You’ve still got many States and Commonwealth’s that do not allow gay marriage. There are also a ton of faith based groups that oppose gay marriage too because they think that god hates or discriminates against gays. The truth is that God is supposed to love everyone and make them in his/her own image. If this may be the case, why would he/she despise gays? Because of this unknown reason for loathing a community that never really did anything wrong, these religious groups create protests outside of some gay marriage ceremonies.

These types of protestors stand there with their posters and shout at the individuals who are going in to the gay wedding ceremony. Not only is it offensive but how would they like it if other people showed up and shouted over their ceremonies while they were getting married? The thing is that although gay men and women and gay couples are used to this sort of treatment, heterosexual people usually are not and they sometimes get upset by it. They may lash out at the protestors and they may yell back at them.
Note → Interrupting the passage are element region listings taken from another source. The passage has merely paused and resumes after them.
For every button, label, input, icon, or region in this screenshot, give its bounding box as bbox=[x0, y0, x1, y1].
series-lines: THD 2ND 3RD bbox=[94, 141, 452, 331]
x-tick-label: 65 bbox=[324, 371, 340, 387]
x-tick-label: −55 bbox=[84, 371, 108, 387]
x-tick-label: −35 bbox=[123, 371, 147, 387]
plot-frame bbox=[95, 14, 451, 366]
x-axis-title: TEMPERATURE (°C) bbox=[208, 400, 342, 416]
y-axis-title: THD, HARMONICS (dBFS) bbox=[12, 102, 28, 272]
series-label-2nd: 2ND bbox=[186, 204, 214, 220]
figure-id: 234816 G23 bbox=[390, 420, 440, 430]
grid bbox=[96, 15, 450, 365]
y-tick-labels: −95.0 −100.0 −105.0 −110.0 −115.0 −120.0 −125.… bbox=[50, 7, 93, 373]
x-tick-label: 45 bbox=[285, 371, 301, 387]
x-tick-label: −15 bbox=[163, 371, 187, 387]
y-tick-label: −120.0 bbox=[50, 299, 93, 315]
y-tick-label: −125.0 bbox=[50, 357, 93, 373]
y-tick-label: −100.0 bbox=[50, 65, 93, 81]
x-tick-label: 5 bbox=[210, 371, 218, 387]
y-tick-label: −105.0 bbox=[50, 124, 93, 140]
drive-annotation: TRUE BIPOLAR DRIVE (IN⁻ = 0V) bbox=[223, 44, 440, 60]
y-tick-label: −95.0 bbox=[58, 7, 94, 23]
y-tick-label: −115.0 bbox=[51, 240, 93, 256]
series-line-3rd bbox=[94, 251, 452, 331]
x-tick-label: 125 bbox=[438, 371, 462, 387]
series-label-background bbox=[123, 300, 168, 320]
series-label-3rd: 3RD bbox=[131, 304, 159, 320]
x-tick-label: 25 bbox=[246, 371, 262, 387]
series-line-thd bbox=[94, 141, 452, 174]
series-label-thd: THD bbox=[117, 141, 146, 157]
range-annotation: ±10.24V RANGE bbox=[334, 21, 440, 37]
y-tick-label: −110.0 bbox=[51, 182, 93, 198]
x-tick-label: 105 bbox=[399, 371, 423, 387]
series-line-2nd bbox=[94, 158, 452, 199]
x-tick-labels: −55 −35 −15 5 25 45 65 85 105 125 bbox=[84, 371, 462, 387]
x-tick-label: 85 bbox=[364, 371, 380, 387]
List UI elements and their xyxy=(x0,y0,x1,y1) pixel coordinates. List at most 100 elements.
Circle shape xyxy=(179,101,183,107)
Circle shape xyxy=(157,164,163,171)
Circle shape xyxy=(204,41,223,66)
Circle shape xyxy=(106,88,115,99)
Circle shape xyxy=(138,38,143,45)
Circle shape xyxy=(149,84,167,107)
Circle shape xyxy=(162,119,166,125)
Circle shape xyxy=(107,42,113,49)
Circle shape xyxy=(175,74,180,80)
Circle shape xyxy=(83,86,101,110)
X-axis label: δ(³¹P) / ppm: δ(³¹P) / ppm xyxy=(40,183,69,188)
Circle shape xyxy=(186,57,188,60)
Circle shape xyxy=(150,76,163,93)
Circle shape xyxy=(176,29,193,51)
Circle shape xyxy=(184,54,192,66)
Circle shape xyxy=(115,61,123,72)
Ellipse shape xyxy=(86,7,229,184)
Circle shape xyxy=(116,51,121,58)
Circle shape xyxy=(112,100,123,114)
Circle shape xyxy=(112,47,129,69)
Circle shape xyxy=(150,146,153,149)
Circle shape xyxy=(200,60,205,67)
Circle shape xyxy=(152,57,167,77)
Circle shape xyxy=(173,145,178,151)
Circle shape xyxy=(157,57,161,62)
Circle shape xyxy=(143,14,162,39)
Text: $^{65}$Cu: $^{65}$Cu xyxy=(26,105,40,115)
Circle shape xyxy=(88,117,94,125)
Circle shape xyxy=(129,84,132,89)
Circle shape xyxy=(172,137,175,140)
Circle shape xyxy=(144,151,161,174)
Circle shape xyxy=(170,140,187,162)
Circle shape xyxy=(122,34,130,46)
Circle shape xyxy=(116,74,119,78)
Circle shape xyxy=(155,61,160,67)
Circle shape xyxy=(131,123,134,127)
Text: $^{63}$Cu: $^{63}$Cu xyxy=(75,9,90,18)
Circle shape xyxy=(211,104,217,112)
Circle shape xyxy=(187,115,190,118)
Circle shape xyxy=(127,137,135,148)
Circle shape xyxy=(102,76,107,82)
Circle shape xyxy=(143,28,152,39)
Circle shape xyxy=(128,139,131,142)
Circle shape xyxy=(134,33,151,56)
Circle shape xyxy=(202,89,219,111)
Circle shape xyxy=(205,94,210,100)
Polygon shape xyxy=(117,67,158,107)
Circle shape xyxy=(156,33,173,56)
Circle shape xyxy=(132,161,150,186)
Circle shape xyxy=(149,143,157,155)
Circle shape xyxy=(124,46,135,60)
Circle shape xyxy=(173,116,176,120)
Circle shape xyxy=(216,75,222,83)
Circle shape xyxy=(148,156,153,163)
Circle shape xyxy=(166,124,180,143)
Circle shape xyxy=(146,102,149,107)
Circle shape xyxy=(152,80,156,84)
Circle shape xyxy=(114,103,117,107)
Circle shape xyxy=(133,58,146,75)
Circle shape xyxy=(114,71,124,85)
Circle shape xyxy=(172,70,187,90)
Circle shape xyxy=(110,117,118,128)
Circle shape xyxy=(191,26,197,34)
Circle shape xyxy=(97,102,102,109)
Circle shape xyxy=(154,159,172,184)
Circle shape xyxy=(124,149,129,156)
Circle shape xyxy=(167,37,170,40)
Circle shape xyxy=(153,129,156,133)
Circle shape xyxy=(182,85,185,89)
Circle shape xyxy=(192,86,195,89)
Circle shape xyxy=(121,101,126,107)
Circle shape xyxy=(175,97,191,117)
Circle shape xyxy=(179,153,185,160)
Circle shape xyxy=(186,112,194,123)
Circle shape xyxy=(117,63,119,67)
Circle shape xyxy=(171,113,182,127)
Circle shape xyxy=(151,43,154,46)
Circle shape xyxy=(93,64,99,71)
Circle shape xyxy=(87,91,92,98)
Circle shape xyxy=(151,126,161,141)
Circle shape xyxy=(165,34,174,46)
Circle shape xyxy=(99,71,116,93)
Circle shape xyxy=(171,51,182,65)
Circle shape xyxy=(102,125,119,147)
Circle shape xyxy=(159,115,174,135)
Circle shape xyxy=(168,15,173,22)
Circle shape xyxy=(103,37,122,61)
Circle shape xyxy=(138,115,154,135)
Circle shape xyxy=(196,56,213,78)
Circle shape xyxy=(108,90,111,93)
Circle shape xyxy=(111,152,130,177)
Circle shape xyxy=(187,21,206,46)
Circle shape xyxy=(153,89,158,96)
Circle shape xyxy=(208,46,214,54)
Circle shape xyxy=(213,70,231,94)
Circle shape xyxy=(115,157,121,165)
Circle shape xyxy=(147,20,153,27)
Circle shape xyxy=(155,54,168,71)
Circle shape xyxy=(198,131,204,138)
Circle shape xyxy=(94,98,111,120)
The thing that they need to keep in mind is that this day isn’t about the protestors, it is about the happy couple and honoring them. If they don’t respond to the protestors and they proceed to feel happy and send out good feelings to the couple getting married, the protestors at some point give up and the only emotion you feel in the building is love and that is the most important and one of the most powerful ones out there.

I was looking at a few websites about gay weddings and they inspired me to write a post about what the actual difference between a gay wedding and a heterosexual wedding ceremony actually is. For me it is about the emotions involved in the two. Each are about love but one is also about the celebration of freedom and equal rights and to watch a couple or the Mother and Father of a couple who had to watch as their Son or Daughter that wasn’t able to marry one another be given the equal rights and be allowed to get married. Because of the equal rights, the emotions run even higher at a gay wedding and reception than they would at a traditional straight wedding ceremony.